Terry looked down at her, his face drawn but determined. "I have to help. You know I do." He was right. She knew it. And, so, with annsmac on one side and Berti on the other, the trio made their way out of the passenger car. When Bunny saw them coming, she yelled, "HURRY! He's seeing white shores!" "Oh, NO!" cried Berti. "Don't let him get on any boats!"
"I doubt he's going anywhere," Sid commented, "what with that huge cage on his legs." "Not THAT kind of boat!" said Bunny, getting truly peeved with him. Terry walked as fast as he could. Several times he would have fallen had it not been for the supportive women. Sid narrowed his eyes. "HE'S going to save the General?" he said, shaking his head. Maximus' eyes were opened now in mere slits. He began softly humming Roman sailing songs. Joimus was frantic. She leaned over him, placing her hands on his shoulders. "Maximus...STOP!" she cried in that way that so seldom ever worked for long on the General. When she lifted her hand from atop his on the hilt, his fingers uncurled and the sword fell into the snow. Sid reached
into his pocket, pulling out two silver dollars. "Coins for the
boatman?" he proffered. "Wrong movie!" snapped Bunny, although she knew Troy had been seen again just last night. Breathing heavily, Terry stopped, surveying the cage. Inwardly he groaned, though he showed no sign of it on his face. He walked completely around the cage, stopping when he discovered a section of it near a mid-sized boulder. "Here," he said. "This is the spot." Annsmac gently, worriedly, helped him position his equipment. She could see he intended to use it as a lever to lift one side of the heavy cage. Jack and Bud got ready to slide Maximus out from under it. "Move him as quickly as you can," Terry said. "I won't be able to hold it up long." Terry's neck muscles corded, his lips pressed tightly together, and with all his remaining strength he began to lift the cage. Annsmac could barely watch. "Now!" commanded Jack and he and Bud pulled on Maximus. The General let out one sharp cry then went limp. "We've got him!" shouted Bud...and Terry crumpled into a silent heap. Instantly annsmac was at his side, lifting his head into her lap, brushing the snow off his brow, his cheeks. "Oh, my darling," she cried, raining kisses on his lips, "you are so brave." He opened his eyes and asked weakly, "Is Maximus OK?" "I don't know...I don't know," annsmac moaned, looking over her shoulder toward where the General lay. "At least he's out from under the cage." Bud,
looking at Maximus' dented greaves, said quietly to Jack. "I'll
go get Stephen. Franki and Marti, too," he added.

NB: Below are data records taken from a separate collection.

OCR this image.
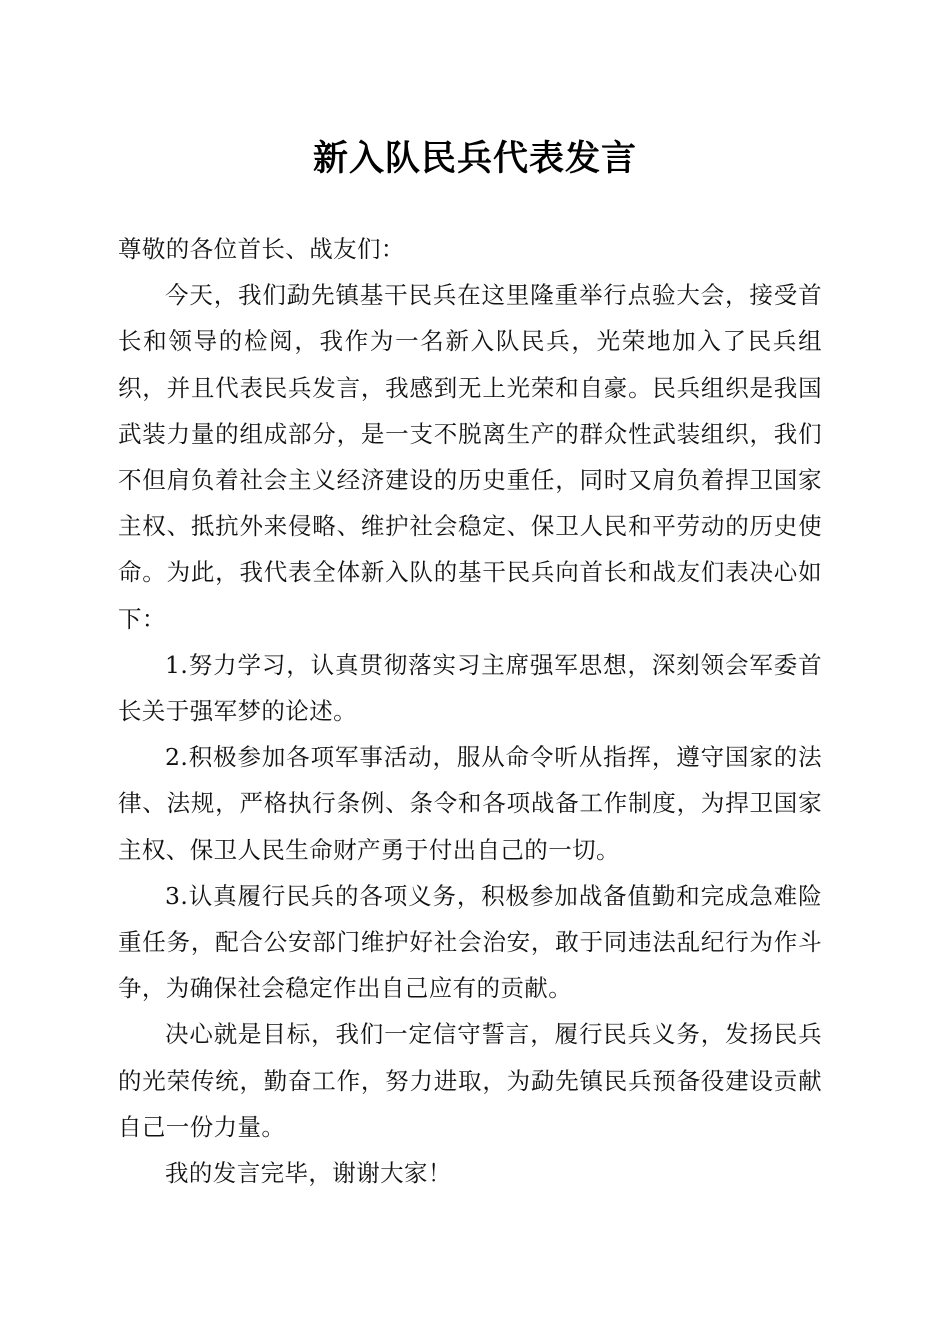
新入队民兵代表发言

尊敬的各位首长、战友们：

今天，我们勐先镇基干民兵在这里隆重举行点验大会，接受首长和领导的检阅，我作为一名新入队民兵，光荣地加入了民兵组织，并且代表民兵发言，我感到无上光荣和自豪。民兵组织是我国武装力量的组成部分，是一支不脱离生产的群众性武装组织，我们不但肩负着社会主义经济建设的历史重任，同时又肩负着捍卫国家主权、抵抗外来侵略、维护社会稳定、保卫人民和平劳动的历史使命。为此，我代表全体新入队的基干民兵向首长和战友们表决心如下：

1.努力学习，认真贯彻落实习主席强军思想，深刻领会军委首长关于强军梦的论述。

2.积极参加各项军事活动，服从命令听从指挥，遵守国家的法律、法规，严格执行条例、条令和各项战备工作制度，为捍卫国家主权、保卫人民生命财产勇于付出自己的一切。

3.认真履行民兵的各项义务，积极参加战备值勤和完成急难险重任务，配合公安部门维护好社会治安，敢于同违法乱纪行为作斗争，为确保社会稳定作出自己应有的贡献。

决心就是目标，我们一定信守誓言，履行民兵义务，发扬民兵的光荣传统，勤奋工作，努力进取，为勐先镇民兵预备役建设贡献自己一份力量。

我的发言完毕，谢谢大家！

Just then Lachlan came running out of the nearby woods. "A town!" he cried. "There's a little town just down the hill!" "Good!" Bud replied. "Did you see any place where we can take our wounded?" "Yes," Lachlan answered. "Right on the edge of it is an old-fashioned motel with small, individual cottages." He had no idea why Bud frowned so at his words. "Did you catch the name of the place?" the cop asked, his nostrils flaring a bit. "Yeah,"
Lachlan said, "it was the Victory Motel." Bud heaved a ragged breath, his hand going inadvertently to his cheek. "Don't go there," he said, his voice a bit harsh. "Find someplace else. ANY place else!" As Bud
sprinted off to find medical help, Jack and Lachlan managed to slide
a flat piece of wreckage under Maximus. "Please help
them," Bunny asked Sid, who looked carefully at his nails and
complained, "But I just had a manicure." When she would
have grabbed one side of the wreckage herself, he sighed and said,
"All right. Don't get your cottontail in a twist." They came to the motel, a rather dismal old place with hundreds of small holes pocking its pale walls, and continued on into the tiny town. "Where shall we take him?" asked Lachlan, looking at the small selection of choices. "There!" said Jack, inclining his head toward a brightly-lit cafe. All of them wet from clinging snow, all of them tired and emotionally frayed, all of them staggered through the doors, laying the wreckage piece with the General on it atop a small counter on the right-hand side of the narrow room. A man wearing a greasy apron looked up from the bacon he was frying.
"Welcome to the Night Owl Coffee Shop, " he said, his cigarette ash falling into the pan.